Yeah, yeah I know you're going to say every Tom, Dick and Harry has done one of these (I did one 4 years ago here somewhere) but it's still a great case, if not outdated and I don't want to replace it :D. And done properly (with careful planning of cable management, etc), these builds still look fantastic.

As you can see above it's not just replacing a bit of tubing, I'm replacing a lot due to corrosion and being inspired by other builds online, and a new GPU and Controller (My Scythe Kaze Master fried due to a leak a few years ago and gave false readings), but retaining the motherboard and CPU.


So the spec as follows:

  • Intel Core i7 950
  • P6X58D-E Motherboard
  • 3x 4GB Corsair Vengeance PC3-12800 CL9
  • OCZ Revodrive 350 480GB
  • Asus GTX 980Ti OC Strix 6144MB
  • XSPC AX240 Radiator
  • XSPC EX480 Radiator
  • Magicool 240 Slim 16fpi Radiator
  • AquaComputer Aqualis Base 450ml w/Nano coating & Fountain effect
  • AquaComputer D5 Pump Adapter with fill level sensor
  • AquaComputer D5 pump motor with USB and aquabus interface
  • AquaComputer Flow Sensor 'high flow'
  • AquaComputer Filter with Stainless Steel Mesh
  • AquaComputer Aquaero 6 XT
  • 2x AquaComputer 4 pinAquabus cables
  • AquaComputer aquabus Y splitter
  • 4x XSPC 5mm Twin UV LED to Molex
  • Primochill Vortex Flow indicator
  • 2x XSPC D5 pump motors (from an old XSPC Twin D5 Res that has corrosive stains that won't go away, planning to stick them in a Alphacool Repack Dual D5 Bay Res, because I like it :)
  • PrimoFlex Advanced LRT Flexible Tubing 1/2" x 3/4" x 2m
  • EK Chipset & Mosfet copper waterblocks for Asus X58
  • EK Supremacy EVO
  • Kryonaut Thermal Grizzly
  • Mayhems X1 UV Clear Blue
  • Mayhems Blitz Pro
  • Various Chrome fittings
  • Koolance VL4N Quick Disconnects
  • Scythe Gentle Typhoon's
  • UV Led strips & UV mini-CCGL's
  • Distilled Water (for flushing and leak testing,etc)
  • The legendary Silverstone TJ07 w/Side Window & couple of modded cable management cutouts
  • Matt Black adhesive Vinyl
  • White sleeved extension cables
  • Phobya & Bitspower water temp sensors, (probably won't be that accurate with the Aquaero but I have them lying around, so...
  • Other things I forgot to mention which I'll mention as the build progresses


1) I'm going to need two 120mm fans for the roof mounted rad & 2x92mm fans for the rear, I'm thinking the Noctua NF-F12 PWM "Linus Tech Tips Special Edition" unless there are fans that would better match my colour scheme
2) I know there are going to be a lot of things to cram into this case, but it's a big case and hopefully I can manage it, I got a bit carried away with my shopping list hah :D
3) Loop order needs careful planning, ball valve for drain with cutout from the rear to attach a tube to it when needed
4) Might need to drill a fill loop but if I can get away without doing it I will, the tube Res has multiple inlets at the top!
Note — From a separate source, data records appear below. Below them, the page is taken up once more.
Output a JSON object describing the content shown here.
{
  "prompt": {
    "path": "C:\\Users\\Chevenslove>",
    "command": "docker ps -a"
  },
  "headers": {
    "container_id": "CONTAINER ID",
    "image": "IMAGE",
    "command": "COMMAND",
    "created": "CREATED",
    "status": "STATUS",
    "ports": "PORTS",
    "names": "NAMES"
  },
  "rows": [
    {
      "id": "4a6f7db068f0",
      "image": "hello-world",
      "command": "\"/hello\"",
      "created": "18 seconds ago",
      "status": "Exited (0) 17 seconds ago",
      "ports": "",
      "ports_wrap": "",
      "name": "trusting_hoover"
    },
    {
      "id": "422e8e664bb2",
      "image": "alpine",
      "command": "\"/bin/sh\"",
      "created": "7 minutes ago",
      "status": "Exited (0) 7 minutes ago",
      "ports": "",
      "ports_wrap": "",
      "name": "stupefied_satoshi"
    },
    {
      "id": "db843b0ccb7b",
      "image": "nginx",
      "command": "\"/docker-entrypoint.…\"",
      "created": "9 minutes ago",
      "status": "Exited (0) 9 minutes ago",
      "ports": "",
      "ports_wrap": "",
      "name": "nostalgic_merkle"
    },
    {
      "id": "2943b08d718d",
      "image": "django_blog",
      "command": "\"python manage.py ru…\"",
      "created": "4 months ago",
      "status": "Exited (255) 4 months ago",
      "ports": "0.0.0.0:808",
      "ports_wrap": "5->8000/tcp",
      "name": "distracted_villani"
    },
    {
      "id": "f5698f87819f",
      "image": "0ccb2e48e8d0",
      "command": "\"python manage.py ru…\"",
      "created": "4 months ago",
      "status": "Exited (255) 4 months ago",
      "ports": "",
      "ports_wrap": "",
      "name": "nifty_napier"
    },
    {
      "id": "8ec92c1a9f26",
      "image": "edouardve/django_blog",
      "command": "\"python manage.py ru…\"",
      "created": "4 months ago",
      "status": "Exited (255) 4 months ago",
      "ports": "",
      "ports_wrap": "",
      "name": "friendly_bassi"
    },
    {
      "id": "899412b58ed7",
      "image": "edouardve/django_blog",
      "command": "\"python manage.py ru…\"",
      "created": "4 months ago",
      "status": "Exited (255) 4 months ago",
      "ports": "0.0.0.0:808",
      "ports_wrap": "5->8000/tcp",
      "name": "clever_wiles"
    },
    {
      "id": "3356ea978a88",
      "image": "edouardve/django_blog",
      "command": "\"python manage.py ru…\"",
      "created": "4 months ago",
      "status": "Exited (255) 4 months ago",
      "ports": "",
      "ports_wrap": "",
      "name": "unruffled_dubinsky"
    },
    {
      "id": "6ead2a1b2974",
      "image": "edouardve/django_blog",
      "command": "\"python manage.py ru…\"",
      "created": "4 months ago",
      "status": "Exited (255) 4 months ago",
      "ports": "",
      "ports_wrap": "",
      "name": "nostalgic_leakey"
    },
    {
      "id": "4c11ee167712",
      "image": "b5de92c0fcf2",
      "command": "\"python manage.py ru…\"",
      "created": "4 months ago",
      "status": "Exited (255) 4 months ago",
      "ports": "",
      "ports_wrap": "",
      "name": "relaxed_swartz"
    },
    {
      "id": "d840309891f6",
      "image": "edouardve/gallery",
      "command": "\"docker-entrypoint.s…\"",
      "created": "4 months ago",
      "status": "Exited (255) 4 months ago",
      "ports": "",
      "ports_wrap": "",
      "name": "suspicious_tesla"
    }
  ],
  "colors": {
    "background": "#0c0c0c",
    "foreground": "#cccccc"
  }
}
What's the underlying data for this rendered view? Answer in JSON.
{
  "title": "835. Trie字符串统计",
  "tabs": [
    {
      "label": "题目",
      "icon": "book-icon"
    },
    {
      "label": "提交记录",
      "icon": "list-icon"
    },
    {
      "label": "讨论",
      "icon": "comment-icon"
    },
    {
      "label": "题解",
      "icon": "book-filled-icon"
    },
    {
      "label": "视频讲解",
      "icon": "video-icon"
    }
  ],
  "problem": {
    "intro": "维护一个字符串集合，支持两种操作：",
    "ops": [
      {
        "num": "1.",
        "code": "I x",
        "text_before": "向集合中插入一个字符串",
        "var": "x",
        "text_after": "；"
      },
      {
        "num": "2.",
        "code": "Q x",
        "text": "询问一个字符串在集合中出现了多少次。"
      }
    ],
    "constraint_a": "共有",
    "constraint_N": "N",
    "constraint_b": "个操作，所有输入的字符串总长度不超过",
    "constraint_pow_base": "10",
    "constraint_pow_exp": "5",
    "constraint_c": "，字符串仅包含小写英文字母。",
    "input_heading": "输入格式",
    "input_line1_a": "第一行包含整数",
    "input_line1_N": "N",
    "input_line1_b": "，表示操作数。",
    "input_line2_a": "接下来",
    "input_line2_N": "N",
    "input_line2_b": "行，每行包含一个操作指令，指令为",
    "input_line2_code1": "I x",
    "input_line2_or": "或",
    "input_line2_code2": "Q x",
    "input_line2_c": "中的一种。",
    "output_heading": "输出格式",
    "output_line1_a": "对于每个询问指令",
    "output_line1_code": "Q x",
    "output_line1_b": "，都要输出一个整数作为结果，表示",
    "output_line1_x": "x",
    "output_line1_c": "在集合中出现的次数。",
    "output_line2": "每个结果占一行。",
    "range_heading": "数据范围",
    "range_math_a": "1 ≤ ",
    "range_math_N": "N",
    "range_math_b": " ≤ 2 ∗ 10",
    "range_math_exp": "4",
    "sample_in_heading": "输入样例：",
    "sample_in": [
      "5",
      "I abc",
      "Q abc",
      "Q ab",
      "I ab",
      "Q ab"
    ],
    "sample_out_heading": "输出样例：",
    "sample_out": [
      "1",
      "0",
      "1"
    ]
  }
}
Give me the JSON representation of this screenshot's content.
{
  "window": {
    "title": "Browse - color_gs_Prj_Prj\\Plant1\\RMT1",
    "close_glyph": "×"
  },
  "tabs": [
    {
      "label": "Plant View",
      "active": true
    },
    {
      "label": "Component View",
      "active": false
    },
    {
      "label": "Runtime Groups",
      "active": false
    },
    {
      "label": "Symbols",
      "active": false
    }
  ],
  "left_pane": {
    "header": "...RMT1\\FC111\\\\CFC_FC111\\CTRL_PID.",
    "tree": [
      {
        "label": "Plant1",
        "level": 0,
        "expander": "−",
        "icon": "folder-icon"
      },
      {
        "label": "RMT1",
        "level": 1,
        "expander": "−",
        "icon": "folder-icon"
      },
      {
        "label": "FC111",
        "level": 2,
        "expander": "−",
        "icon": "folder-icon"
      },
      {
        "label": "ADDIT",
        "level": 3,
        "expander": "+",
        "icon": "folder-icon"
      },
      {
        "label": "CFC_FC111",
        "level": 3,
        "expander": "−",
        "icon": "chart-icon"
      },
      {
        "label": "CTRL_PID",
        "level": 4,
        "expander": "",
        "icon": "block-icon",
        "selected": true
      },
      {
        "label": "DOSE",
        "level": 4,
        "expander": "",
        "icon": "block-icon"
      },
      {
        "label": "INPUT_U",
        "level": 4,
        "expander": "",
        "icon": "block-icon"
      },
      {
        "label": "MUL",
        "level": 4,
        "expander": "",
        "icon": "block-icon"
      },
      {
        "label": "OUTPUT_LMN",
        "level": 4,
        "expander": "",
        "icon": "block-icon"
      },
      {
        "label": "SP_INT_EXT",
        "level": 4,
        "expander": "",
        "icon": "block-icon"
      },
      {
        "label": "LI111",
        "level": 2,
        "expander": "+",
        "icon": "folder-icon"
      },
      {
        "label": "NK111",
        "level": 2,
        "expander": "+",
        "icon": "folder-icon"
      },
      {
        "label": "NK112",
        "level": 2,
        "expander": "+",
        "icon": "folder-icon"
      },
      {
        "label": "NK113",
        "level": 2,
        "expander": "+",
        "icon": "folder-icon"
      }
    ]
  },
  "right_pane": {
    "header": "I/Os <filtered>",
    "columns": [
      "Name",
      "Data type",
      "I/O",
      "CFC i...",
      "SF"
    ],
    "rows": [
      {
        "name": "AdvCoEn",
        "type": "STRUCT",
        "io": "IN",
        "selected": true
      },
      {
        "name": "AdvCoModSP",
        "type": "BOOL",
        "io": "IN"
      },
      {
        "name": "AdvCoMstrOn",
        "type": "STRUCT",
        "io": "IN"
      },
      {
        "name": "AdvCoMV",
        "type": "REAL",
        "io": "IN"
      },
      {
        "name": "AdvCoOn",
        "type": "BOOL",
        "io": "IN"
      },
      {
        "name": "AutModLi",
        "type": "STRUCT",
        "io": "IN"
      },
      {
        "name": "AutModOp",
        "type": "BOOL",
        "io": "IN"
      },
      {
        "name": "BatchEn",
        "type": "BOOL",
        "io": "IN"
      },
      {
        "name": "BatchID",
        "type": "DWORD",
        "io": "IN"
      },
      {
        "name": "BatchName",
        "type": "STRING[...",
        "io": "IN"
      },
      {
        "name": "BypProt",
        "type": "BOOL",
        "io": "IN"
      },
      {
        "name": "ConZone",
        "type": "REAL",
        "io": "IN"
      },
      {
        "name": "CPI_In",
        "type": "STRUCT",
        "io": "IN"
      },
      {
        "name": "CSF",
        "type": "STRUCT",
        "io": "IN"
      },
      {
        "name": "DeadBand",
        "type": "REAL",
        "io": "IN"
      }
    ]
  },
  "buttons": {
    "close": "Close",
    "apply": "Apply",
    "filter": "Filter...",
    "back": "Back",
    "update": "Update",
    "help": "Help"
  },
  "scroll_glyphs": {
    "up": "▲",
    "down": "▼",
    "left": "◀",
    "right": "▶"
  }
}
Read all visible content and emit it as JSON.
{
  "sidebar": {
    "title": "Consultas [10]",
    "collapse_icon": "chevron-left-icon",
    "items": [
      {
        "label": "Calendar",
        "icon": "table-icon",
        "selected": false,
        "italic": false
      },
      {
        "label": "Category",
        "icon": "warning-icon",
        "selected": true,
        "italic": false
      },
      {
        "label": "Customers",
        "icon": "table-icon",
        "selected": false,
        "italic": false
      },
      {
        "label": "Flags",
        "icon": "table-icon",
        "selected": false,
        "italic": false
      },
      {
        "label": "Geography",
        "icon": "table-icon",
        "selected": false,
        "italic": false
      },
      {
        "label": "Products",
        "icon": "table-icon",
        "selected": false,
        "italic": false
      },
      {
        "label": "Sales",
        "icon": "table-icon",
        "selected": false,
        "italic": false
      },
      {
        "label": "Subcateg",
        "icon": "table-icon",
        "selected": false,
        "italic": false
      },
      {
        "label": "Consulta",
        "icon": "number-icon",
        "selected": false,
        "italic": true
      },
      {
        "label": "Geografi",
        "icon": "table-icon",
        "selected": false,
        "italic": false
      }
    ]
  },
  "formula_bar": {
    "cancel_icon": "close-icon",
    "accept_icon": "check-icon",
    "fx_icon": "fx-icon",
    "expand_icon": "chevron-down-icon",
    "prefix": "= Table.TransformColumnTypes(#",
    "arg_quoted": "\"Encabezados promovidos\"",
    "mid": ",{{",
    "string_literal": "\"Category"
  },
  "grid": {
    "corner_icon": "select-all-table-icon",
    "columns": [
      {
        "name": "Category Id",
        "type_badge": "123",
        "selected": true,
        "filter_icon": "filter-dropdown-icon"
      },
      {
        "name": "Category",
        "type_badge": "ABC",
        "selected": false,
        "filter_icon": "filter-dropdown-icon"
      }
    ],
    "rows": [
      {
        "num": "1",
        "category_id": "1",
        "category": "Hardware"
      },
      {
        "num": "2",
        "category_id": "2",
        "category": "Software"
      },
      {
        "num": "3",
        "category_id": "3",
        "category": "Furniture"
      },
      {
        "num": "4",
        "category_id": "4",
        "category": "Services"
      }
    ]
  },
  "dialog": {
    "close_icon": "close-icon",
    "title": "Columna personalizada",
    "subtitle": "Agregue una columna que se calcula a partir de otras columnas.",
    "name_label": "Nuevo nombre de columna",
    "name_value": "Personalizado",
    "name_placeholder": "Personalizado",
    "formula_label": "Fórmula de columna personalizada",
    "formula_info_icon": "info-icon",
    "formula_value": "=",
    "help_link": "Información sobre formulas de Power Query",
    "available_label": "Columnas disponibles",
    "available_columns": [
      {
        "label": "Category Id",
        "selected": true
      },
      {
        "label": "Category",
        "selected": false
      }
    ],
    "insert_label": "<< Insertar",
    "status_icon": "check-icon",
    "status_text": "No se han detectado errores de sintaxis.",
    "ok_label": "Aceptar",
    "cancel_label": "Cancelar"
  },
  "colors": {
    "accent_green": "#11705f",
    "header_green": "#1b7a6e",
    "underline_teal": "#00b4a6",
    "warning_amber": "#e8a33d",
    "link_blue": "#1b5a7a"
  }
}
Filling via the Bay Res is also possible but I don't want to run the pump dry so will fill both.
5) 3x D5's in total just because I wanted redundancy in series and a boost of pressure as I have quite a few 90degree bends, but also because I want a bay res in the front bay

I'm in no way a pro at this, this is my 3rd watercooling attempt since 2010 and the planning I'm putting into this has been from being inspired by other builds and the experience from the first 2.

Please do provide me any feedback you may have as I really could do with other opinions as I do tend to get carried away :)

Will update later, watch this space.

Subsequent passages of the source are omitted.